Mais il est vrai que le Cameroun inquiète. Et l’attitude des principaux opposants, qui, après s’être autoproclamés vainqueurs de la consultation, en sollicitent l’annulation totale ou partielle, ne facilite guère la lecture d’un avenir postélectoral qui devrait une fois de plus s’écrire sous la dictée de l’inoxydable maître d’Etoudi.

L’incapacité de l’opposition à présenter un candidat unique fait le lit des régimes sortants

Ici comme hier à Bamako et peut-être demain à Kinshasa, c’est l’incapacité de l’opposition à présenter un candidat unique susceptible de transcender les structurations ponctuelles et opportunistes qui fait en large partie le lit des régimes sortants candidats à leur propre succession.

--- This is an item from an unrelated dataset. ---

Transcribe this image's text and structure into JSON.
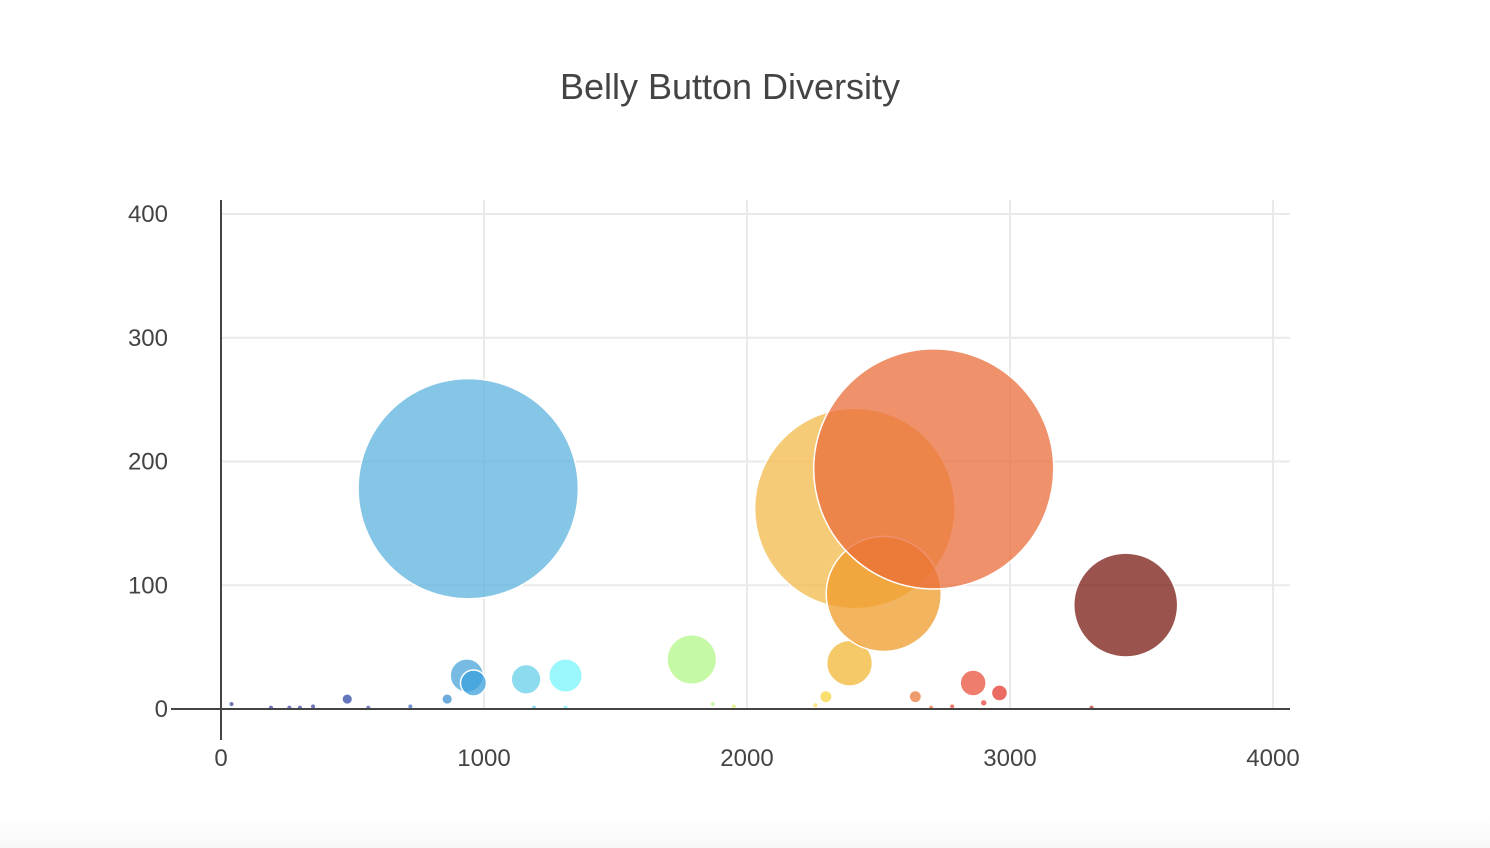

Des deux rives de la ligne de front qui sépare, d’un côté, les pouvoirs atteints par la date de péremption et, de l’autre, les oppositions adeptes de l’autodestruction par la division, l’absence de grands hommes d’État est cruelle.

Réduits au rôle de spectateurs de leur propre destin, les citoyens sont de plus en plus nombreux à se démobiliser et à ne plus percevoir le rôle essentiel qui est le leur dans une société démocratique. Pendant, mais aussi avant et après le jour J.